ABD emperyalizminin PKK önder kadroları; Murat Karayılan, Cemil Bayık ve Duran Kalkan hakkında aldığı kararı hakların mücadelesi ile yok edeceğiz.
Uluslararası emperyalist güçler kendi aralarında yaşadıkları çelişki-çatışma giderken kızışıyor. Varlıklarını halklara, zulüm, katliyam, soykırımı üzerinde şekilleyen uluslararası emperyalist güçler dünyayı kana boğmaya devam ediyorlar.
Kendi aralarındaki it dalaşı da bir yandan sürerken, diğer yandan halkların bağımsızlık, özgürlük mücadelesi karşısında tüm çelişki ve çatışmalarını bir yana bırakarak özgürlük mücadelesini boğmak, yok etmek için bir araya geliyorlar.
Savaşın, katliamların ve özgürlüğün, insanlığının gelecek umudunun da iç içe yaşandığı coğrafyamızda özelde de Suriye’deki çatışmada hergün ittifaklar ve uluslararası güçlerin planları değişmekte. Ancak bu bölgede Kürt özgürlükçülüğünün başını çektiği ve Rojava devrimiyle dünya ezilen halklarına yeni bir umut kapısının açılması, ‘hiçbir şey bitmedi’ mesajının yaygınlaşması emperyalist güçleri ürkütmektedir.
Türkiye’de toplanan Fransa, Almanya, Rusya zirvesi ve hemen ardından Rojava’ya yönelik saldırılar, Fransa’da Kürt halk önderi Abdullah Öcalan’ı sahiplenme eylemliklerine saldırılar ve ABD’nin PKK önder kadrolarına yönelik yakalama, ödül açıklaması birbirinden bağımsız, tesadüf değildir.
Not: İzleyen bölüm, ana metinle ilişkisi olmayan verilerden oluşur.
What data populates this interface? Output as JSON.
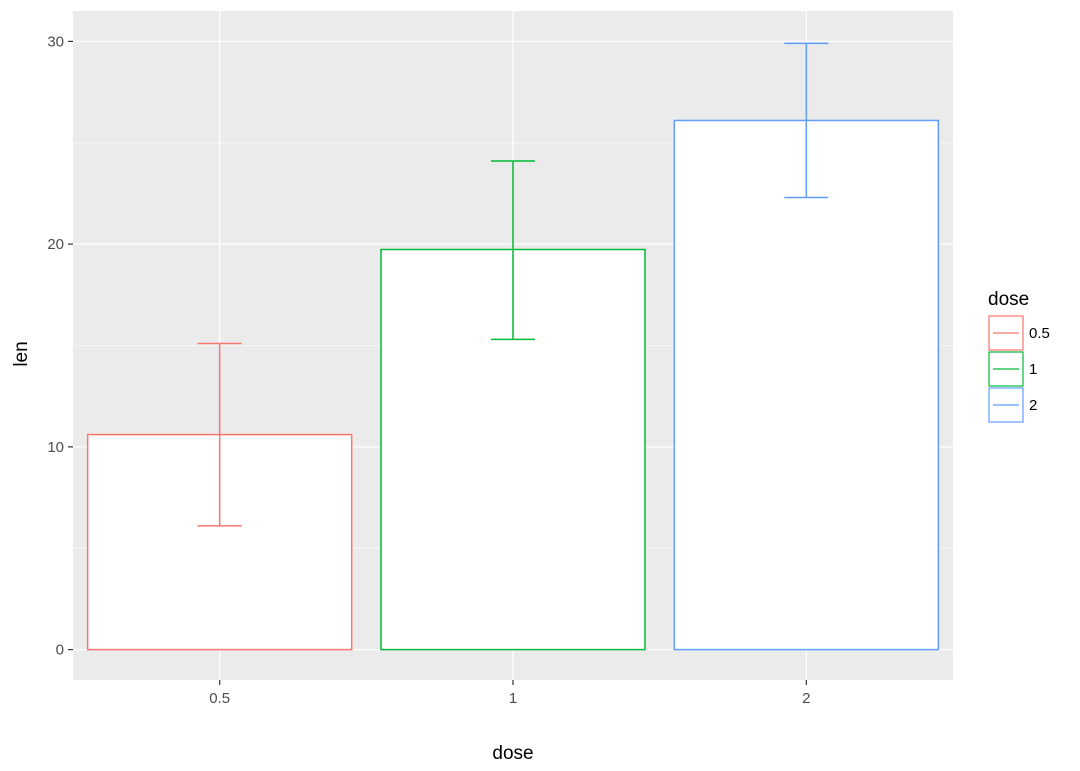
{
  "chart_data": {
    "type": "bar",
    "title": "",
    "xlabel": "dose",
    "ylabel": "len",
    "categories": [
      "0.5",
      "1",
      "2"
    ],
    "values": [
      10.605,
      19.735,
      26.1
    ],
    "error_bars": [
      {
        "low": 6.1,
        "high": 15.1
      },
      {
        "low": 15.3,
        "high": 24.1
      },
      {
        "low": 22.3,
        "high": 29.9
      }
    ],
    "colors": [
      "#F8766D",
      "#00BA38",
      "#619CFF"
    ],
    "ylim": [
      -1.5,
      31.5
    ],
    "yticks": [
      0,
      10,
      20,
      30
    ],
    "ytick_labels": [
      "0",
      "10",
      "20",
      "30"
    ],
    "grid": true,
    "legend": {
      "title": "dose",
      "position": "right",
      "entries": [
        "0.5",
        "1",
        "2"
      ]
    }
  }
}
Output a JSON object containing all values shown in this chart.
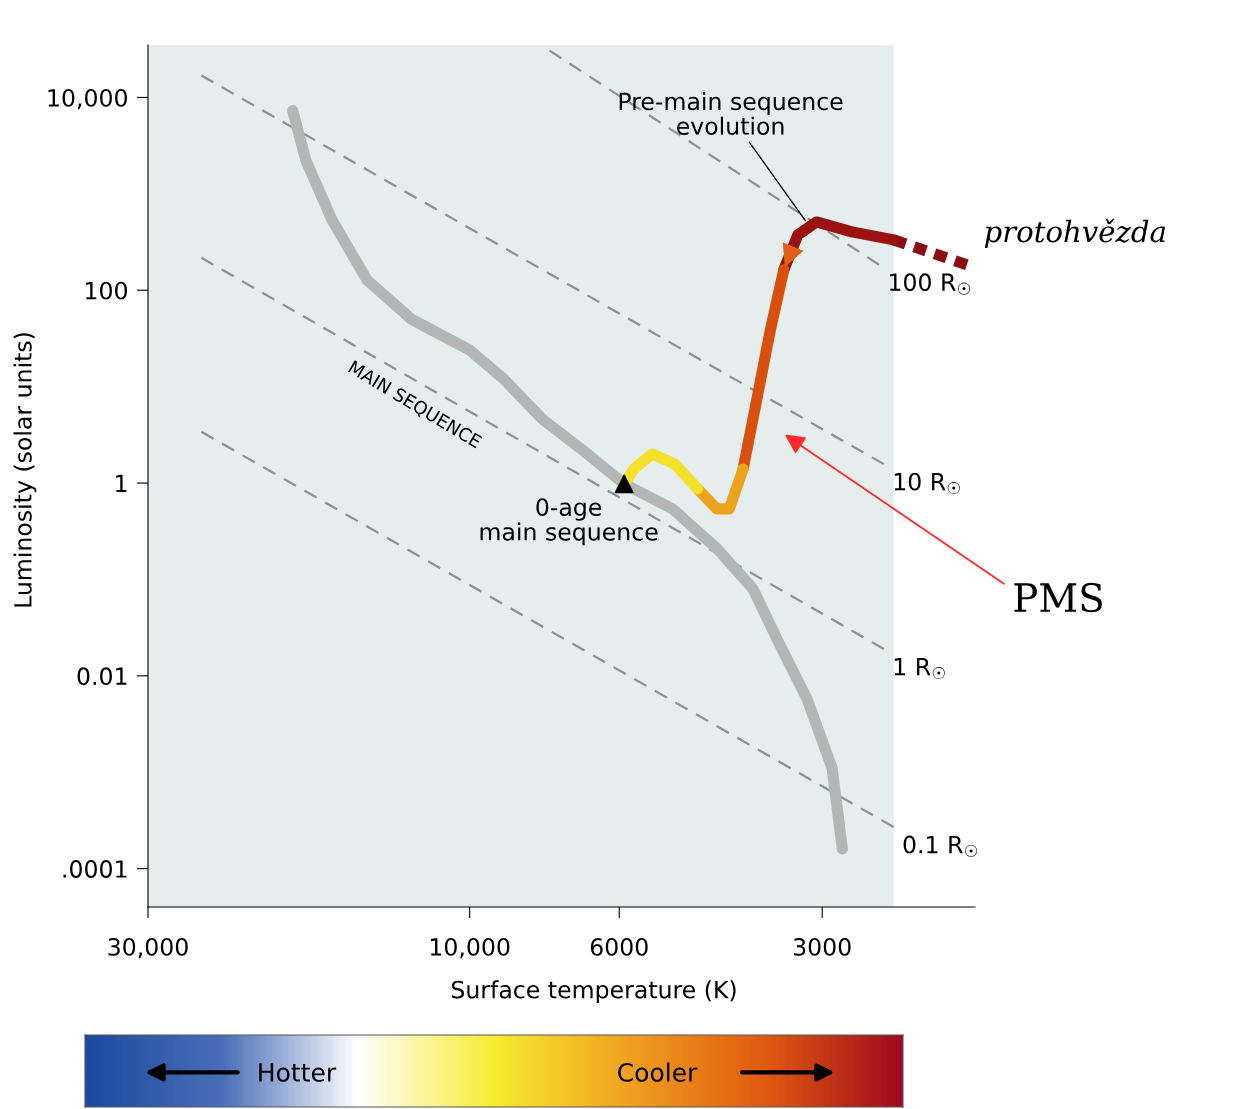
{
  "chart_data": {
    "type": "line",
    "xlabel": "Surface temperature (K)",
    "ylabel": "Luminosity (solar units)",
    "log": "xy",
    "xlim": [
      30000,
      1780
    ],
    "ylim": [
      4e-05,
      35000
    ],
    "xticks": [
      {
        "value": 30000,
        "label": "30,000"
      },
      {
        "value": 10000,
        "label": "10,000"
      },
      6000,
      3000
    ],
    "yticks": [
      {
        "value": 0.0001,
        "label": ".0001"
      },
      0.01,
      1,
      100,
      {
        "value": 10000,
        "label": "10,000"
      }
    ],
    "grid": false,
    "legend": false,
    "series": [
      {
        "name": "100 R$_{☉}$",
        "color": "#8c9090",
        "line_style": "dashed",
        "x": [
          7610,
          2470
        ],
        "values": [
          30600,
          184
        ]
      },
      {
        "name": "10 R$_{☉}$",
        "color": "#8c9090",
        "line_style": "dashed",
        "x": [
          25000,
          2430
        ],
        "values": [
          16900,
          1.57
        ]
      },
      {
        "name": "1 R$_{☉}$",
        "color": "#8c9090",
        "line_style": "dashed",
        "x": [
          25000,
          2430
        ],
        "values": [
          217,
          0.019
        ]
      },
      {
        "name": "0.1 R$_{☉}$",
        "color": "#8c9090",
        "line_style": "dashed",
        "x": [
          25000,
          2350
        ],
        "values": [
          3.4,
          0.00027
        ]
      },
      {
        "color": "#b4b6b6",
        "line_style": "solid",
        "x": [
          18300,
          17500,
          16000,
          14200,
          12200,
          10000,
          8900,
          7800,
          6800,
          5900,
          5000,
          4300,
          3800,
          3500,
          3160,
          2900,
          2800
        ],
        "values": [
          7300,
          2230,
          536,
          128,
          50,
          24,
          12,
          4.6,
          2.2,
          0.98,
          0.54,
          0.21,
          0.08,
          0.024,
          0.0058,
          0.0011,
          0.00016
        ]
      },
      {
        "color": "#8b0d14",
        "line_style": "dashed",
        "x": [
          1830,
          2350
        ],
        "values": [
          184,
          333
        ]
      },
      {
        "color": "#9a1212",
        "line_style": "solid",
        "x": [
          2350,
          2710,
          3060,
          3260,
          3420
        ],
        "values": [
          333,
          403,
          511,
          375,
          163
        ]
      },
      {
        "color": "#d8500e",
        "line_style": "solid",
        "x": [
          3420,
          3580,
          3750,
          3930
        ],
        "values": [
          163,
          39,
          7.4,
          1.4
        ]
      },
      {
        "color": "#eda21c",
        "line_style": "solid",
        "x": [
          3930,
          4120,
          4300,
          4590
        ],
        "values": [
          1.4,
          0.54,
          0.54,
          0.87
        ]
      },
      {
        "color": "#f5e02a",
        "line_style": "solid",
        "x": [
          4590,
          4960,
          5360,
          5710,
          5900
        ],
        "values": [
          0.87,
          1.57,
          2.0,
          1.4,
          0.98
        ]
      },
      {
        "type": "scatter",
        "marker": "triangle",
        "color": "#000000",
        "x": [
          5900
        ],
        "values": [
          0.98
        ]
      }
    ],
    "annotations": [
      {
        "text": "Pre-main sequence\nevolution",
        "x": 3160,
        "y": 500
      },
      {
        "text": "0-age\nmain sequence",
        "x": 5900,
        "y": 0.98
      },
      {
        "text": "protohvězda",
        "x": 1830,
        "y": 184
      },
      "PMS",
      "MAIN SEQUENCE",
      "Hotter",
      "Cooler"
    ]
  }
}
Bunun içindir ki, kendi it dalaşlarında ortaya çıkan Kürt dinamiği ve Rojava devrimini şiddetle, zorla alt edemeyeceklerini, Kürt halkının artık statüsüz bırakılamayacağını gördüklerinden onun içini boşaltmak ve “ittifak, dost” manevralarıyla etkisiz kılma çansındalar.
Rojava’da “dost” maskesiyle hareket ederken bu düşüncenin, felsefenin yaratıcısı ve öncüsü PKK ve onun önderliğini tasfiyeye zorlamakta, uluslararası komployu farklı şekillerde sürdürüyorlar.
İçine girdikleri bataklıkta halkalara sunabilecekleri bir alternatifleri yok. Bugüne kadar sundukları zulüm, baskı, yoksulluk dışında. İşte halklara bir başka alternatif sunan, birlikte özgürce bir arada yaşanabileceğini gösteren ve Rojava ile bunu hayata geçiren Kürt özgürlükçülüğü aralarında ki tüm çelişki, çatışmalara rağmen bir bütün olarak hepsini ürkütmektedir.
Rojava’nın dünya halkları ve kamuoyu nezdinde yarattığı etki ve bölgedeki gücü, kendilerinin güçsüzlüğü ve aralarındaki çelişki çatışmalardan dolayı ona direk cephede tavır alma yerine, zayıflatma, etkisizleştirme, evcilleştirme çabaları ön plana çıkmaktadır. Nitekim Efrin işgali karşısındaki tutumları da bunun bir sonucuydu. Bir yanda YPG -YPJ’nin dünyada yarattığı prestiji zedelemek, onun yenilebileceğini göstermek, diğer yandan “bizsiz bir şey yapamazsınız” mesajıydı.
Şimdide bir yandan faşist TC’yi Rojava’nın üzerinde demokrasinin kılıcı gibi sallayarak tehdit etmekteler. Diğer yandan Rojava iradesine sıcak mesajlar vererek bir kez daha Kürt özgürlük sistemini bölüp parçalama, zayıflatarak istediği noktaya çekme çabasındalar.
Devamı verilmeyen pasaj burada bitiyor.